Fast forward a bit to the late 1920s or early 1930s. The invention of a common household appliance would alter the rum drink’s path forever. At Floridita, a bar in Havana that still operates today, bartender and owner “Constante” Ribalaigua Vert used shaved ice and an electric blender to make the local drink. Hello, frozen Daiquiri.
And the drink’s slushy transformation was crystallized (no pun intended) when Ernest Hemingway strolled in the bar one day and fell in love with them (once drinking 15 in one sitting). “This frozen Daiquiri, so well beaten as it is, looks like the sea where the wave falls away from the bow of a ship when she is doing thirty knots,” Hemingway wrote in Islands in the Stream.
Floridita bar is also where the Hemingway Daiquiri, made from grapefruit juice and Maraschino liqueur, is said to originate. And thanks to the classic cocktail renaissance, the Daiquiri is back to its old tart, unfrozen self again—sans umbrella accouterment.

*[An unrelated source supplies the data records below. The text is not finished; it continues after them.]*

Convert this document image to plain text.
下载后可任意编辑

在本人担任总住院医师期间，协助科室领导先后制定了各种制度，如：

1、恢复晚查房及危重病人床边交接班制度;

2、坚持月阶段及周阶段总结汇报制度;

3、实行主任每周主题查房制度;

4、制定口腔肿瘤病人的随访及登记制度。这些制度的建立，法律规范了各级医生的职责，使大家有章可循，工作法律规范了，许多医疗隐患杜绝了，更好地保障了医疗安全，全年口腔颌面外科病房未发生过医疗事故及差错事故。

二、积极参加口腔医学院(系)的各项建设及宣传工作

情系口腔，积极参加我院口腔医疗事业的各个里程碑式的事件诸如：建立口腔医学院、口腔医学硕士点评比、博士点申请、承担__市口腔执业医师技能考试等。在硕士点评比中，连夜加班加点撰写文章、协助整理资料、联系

To experience one of the best Daiquiris on the planet, go to New Orleans’ Latitude 29 bar. Here, it’s said that owner Jeff “Beachbum” Berry—tiki cocktail expert and author—spent over a year perfecting technique and ingredients, from the type of ice to use to how many seconds to shake it for the ideal icy temperature. Whatever you do, he says, avoid gold or dark rum (only white rum). Otherwise, it’s simply not a Daiquiri. And for all the bastardization this simple rum sour has suffered, just do what Berry says and make Daiquiris great again.
To try your hand at the American-Cuban classic, hide the blender and follow the recipe below:
- 2 parts Light Rum
- 1 part Freshly Squeezed Lime Juice
- 2 tsp. Sugar
- Mint leaf (for garnish)
Preparation: Place sugar and lime juice into a cocktail shaker and stir until the sugar has dissolved. Pour in the rum and fill the shaker with ice. Shake vigorously until thoroughly chilled. Strain into a chilled glass. Garnish with a mint leaf.